For Colored Girls
For Colored Girls weaves together the stories of nine different women – Joanna, Tangie, Crystal, Gilda, Kelly, Juanita, Yasmine, Nyla and Alice – as they move into and out of one another’s existences; some are well known to one another, others are as yet strangers. Crises, heartbreaks and crimes will ultimately bring these nine women fully into the same orbit where they will find commonality and understanding. Each will speak her truth as never before. And each will know that she is complete as a human being, glorious and divine in all her colors.
This film targets African American women and indeed the audience I screened the film with was made up of primarily women. It is a story that they will best relate to. There are several subplots which make up the whole of the film. In one story Whoopi Goldberg plays a religious fanatic who yells, “Repent! Repent!” a lot to her two daughters; the oldest one she is most unhappy with for her habit of sleeping with a different man almost every night.
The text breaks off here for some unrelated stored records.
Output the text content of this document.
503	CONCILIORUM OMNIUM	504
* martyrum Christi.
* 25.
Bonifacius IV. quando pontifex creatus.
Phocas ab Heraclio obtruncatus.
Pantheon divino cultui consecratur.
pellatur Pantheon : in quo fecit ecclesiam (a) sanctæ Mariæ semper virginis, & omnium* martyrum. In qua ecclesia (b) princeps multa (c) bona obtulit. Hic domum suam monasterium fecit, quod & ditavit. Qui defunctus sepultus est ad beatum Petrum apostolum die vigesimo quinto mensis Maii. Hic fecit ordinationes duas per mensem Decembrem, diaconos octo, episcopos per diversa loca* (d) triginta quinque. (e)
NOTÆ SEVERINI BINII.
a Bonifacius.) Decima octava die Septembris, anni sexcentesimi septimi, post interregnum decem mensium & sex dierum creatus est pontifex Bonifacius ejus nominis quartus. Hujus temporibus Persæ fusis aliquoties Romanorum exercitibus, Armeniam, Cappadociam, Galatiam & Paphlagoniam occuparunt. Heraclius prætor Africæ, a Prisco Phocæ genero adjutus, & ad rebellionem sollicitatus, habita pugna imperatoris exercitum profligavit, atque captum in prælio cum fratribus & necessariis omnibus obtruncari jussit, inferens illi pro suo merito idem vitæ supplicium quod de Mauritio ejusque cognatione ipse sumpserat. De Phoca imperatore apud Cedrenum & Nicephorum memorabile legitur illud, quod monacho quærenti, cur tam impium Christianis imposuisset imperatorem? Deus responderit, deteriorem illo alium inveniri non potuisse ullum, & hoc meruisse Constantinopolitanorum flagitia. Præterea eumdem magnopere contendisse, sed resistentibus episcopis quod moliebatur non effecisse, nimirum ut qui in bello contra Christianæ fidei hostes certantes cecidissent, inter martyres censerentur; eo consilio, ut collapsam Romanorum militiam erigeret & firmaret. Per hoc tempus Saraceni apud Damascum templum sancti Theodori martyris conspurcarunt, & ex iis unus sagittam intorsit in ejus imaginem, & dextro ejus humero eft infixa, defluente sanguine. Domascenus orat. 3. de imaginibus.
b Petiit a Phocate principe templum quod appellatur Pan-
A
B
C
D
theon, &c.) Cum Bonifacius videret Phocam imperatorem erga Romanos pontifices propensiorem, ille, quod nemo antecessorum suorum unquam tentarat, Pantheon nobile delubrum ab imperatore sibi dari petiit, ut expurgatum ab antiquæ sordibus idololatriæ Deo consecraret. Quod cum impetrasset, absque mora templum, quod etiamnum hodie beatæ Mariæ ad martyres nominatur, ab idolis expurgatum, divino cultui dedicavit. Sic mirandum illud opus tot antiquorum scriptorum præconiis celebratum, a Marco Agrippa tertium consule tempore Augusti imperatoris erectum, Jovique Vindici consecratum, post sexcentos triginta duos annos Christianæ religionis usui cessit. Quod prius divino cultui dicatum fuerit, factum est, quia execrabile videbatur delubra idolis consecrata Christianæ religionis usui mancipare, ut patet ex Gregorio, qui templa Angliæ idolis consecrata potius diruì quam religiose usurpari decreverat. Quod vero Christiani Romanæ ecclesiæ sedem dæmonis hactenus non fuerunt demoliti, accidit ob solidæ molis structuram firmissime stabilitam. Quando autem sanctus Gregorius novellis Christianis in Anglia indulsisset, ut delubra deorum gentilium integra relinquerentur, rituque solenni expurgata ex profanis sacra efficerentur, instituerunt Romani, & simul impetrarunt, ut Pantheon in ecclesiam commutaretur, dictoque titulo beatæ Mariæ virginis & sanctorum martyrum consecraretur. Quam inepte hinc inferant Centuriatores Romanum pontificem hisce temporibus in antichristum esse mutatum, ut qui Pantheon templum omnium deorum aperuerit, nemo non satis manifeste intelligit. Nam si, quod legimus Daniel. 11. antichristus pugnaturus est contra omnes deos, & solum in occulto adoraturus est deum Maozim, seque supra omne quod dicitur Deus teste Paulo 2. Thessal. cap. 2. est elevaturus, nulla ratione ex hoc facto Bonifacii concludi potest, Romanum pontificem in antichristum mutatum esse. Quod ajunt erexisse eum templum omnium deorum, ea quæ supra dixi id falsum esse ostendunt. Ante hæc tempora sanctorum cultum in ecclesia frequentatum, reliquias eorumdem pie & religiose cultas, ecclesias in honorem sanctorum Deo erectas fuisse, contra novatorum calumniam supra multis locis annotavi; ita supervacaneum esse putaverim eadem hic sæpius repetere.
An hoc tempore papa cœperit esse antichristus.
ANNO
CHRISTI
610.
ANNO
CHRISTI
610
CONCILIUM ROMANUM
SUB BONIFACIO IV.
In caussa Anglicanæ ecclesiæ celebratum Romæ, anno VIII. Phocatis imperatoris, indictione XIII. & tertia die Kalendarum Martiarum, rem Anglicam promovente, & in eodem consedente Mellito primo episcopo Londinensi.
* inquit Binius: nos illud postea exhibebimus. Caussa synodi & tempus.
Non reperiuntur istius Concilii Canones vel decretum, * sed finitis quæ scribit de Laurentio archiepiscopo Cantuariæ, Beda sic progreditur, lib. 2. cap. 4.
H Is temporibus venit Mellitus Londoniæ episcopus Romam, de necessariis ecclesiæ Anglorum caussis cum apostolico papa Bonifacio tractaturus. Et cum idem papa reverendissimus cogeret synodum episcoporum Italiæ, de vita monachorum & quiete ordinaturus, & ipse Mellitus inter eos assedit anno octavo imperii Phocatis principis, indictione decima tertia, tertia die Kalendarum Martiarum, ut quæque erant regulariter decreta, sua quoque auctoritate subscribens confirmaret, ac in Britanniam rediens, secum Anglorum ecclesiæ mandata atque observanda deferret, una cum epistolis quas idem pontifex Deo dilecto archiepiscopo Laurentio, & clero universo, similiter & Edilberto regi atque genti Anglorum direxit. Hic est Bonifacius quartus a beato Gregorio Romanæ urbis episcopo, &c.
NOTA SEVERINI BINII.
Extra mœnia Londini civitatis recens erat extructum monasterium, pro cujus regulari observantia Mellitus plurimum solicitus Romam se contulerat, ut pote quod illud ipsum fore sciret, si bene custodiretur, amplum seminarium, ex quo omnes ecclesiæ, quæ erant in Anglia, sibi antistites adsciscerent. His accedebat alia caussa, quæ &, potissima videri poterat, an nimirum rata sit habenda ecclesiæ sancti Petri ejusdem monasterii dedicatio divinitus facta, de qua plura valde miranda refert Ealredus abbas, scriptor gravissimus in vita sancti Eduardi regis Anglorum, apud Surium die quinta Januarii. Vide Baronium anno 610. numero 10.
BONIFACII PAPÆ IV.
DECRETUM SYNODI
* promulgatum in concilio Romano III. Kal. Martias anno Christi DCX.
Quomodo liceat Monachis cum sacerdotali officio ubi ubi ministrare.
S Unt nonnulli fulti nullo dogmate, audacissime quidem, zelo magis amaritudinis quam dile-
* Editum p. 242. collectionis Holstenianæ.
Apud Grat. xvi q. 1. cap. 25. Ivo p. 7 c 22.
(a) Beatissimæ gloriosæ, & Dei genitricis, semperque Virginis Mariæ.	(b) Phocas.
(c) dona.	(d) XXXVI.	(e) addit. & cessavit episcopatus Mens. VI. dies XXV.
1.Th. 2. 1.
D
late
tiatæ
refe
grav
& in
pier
The youngest daughter she has high hopes for until she winds up pregnant and then she gets the same treatment as her older sibling.
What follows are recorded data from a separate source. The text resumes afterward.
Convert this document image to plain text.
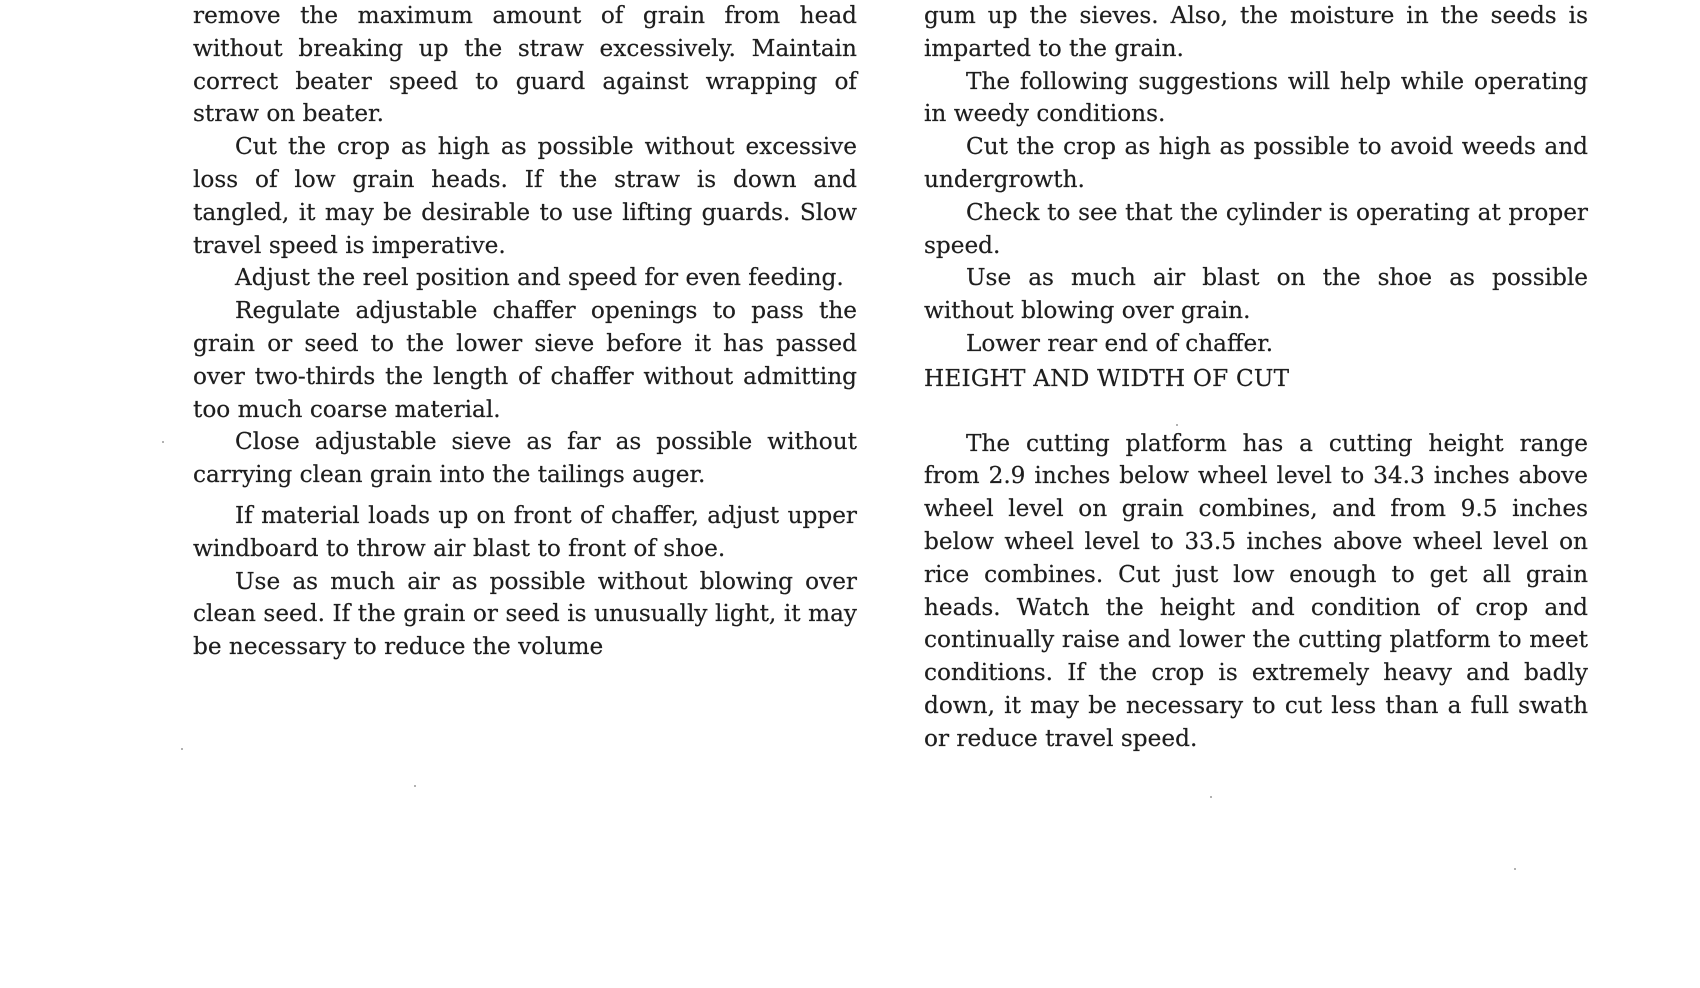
remove the maximum amount of grain from head without breaking up the straw excessively. Maintain correct beater speed to guard against wrapping of straw on beater.

Cut the crop as high as possible without excessive loss of low grain heads. If the straw is down and tangled, it may be desirable to use lifting guards. Slow travel speed is imperative.

Adjust the reel position and speed for even feeding.

Regulate adjustable chaffer openings to pass the grain or seed to the lower sieve before it has passed over two-thirds the length of chaffer without admitting too much coarse material.

Close adjustable sieve as far as possible without carrying clean grain into the tailings auger.

If material loads up on front of chaffer, adjust upper windboard to throw air blast to front of shoe.

Use as much air as possible without blowing over clean seed. If the grain or seed is unusually light, it may be necessary to reduce the volume

gum up the sieves. Also, the moisture in the seeds is imparted to the grain.

The following suggestions will help while operating in weedy conditions.

Cut the crop as high as possible to avoid weeds and undergrowth.

Check to see that the cylinder is operating at proper speed.

Use as much air blast on the shoe as possible without blowing over grain.

Lower rear end of chaffer.

HEIGHT AND WIDTH OF CUT

The cutting platform has a cutting height range from 2.9 inches below wheel level to 34.3 inches above wheel level on grain combines, and from 9.5 inches below wheel level to 33.5 inches above wheel level on rice combines. Cut just low enough to get all grain heads. Watch the height and condition of crop and continually raise and lower the cutting platform to meet conditions. If the crop is extremely heavy and badly down, it may be necessary to cut less than a full swath or reduce travel speed.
In another plot a man is cheating on his wife after taking thousands of dollars from her, money which she had saved from her job and he blows it in a bad investment. In still another story a young woman likes a man and accepts his dinner invitation. She promises to make dinner for him on their next date and he shows up with wine and soon strips down and proceeds to rape her. The scene is fairly graphic, with the man holding her down and forcing himself on her from behind as she cries in her humiliation. In another scene of this endlessly unhappy story a vet who has returned from the war drinks constantly and abuses his wife and two small children, a boy and a girl. Ultimately he carries the abuse to a tragic conclusion.
This film includes some of the stars such as Whoopi Goldberg and Phylicia Rashad quoting poetry about being a colored woman during some of the more intense moments in the film. Women, and the film suggests, particularly black women, have a difficult lot in life. One concern I have is that it portrays most men as pigs. Maybe it is a call for men to be kinder to women, especially the ones they have relationships with.
The bottom line for us at Dove is that the film is not family friendly, not by a long shot. It includes a ton of language including biblical profanity and the dreaded F bomb, in addition to sex between unmarried couples and rear male nudity. It also includes frank sexual comments and innuendos. We therefore are unable to award our Dove Seal to the movie.